The idea of putting Greater Victoria’s sewage sludge or bio-solids on forestry lands did not sit well with Juan de Fuca Regional Director Mike Hicks.
The Capital Regional District (CRD) directors at a meeting on October 28, voted to maintain and uphold the sewage bio-solid ban. The 2011 ban states that no bio-solids would be sprayed or applied to land. CRD staff was asking the board to consider allowing sludge to be applied to forestry lands for silviculture uses, reclamation in mines, forage crops and landscaping applications.
“It was contentious issue,” said Hicks. “The CRD looked at rescinding the policy of putting bio-solids/sludge on land to change it to say they could put it on forestry land. I pointed out that the only forestry land in the CRD was in the Juan de Fuca.”

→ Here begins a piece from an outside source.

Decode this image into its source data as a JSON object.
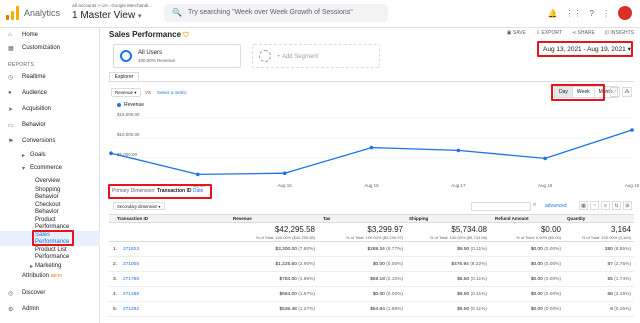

Hicks stated that the forestry lands are used for mushroom harvesting (among other things like hunting), which is just as much agriculture as growing strawberries. He said if it is not allowed on farm land it shouldn’t be allowed on forestry land. Hicks said the chiefs from the T’Sou-ke and the Pacheedaht bands were not in favour of bio-solids on lands they control. The Pacheedaht First Nation partners with Queesto Community Forest on TFL 61 and that is where the sludge would likely go.
“It’s not going to happen in the JdF,” said Hicks.
Hicks stated Sooke Mayor Wendal Milne was also on side with maintaining the ban.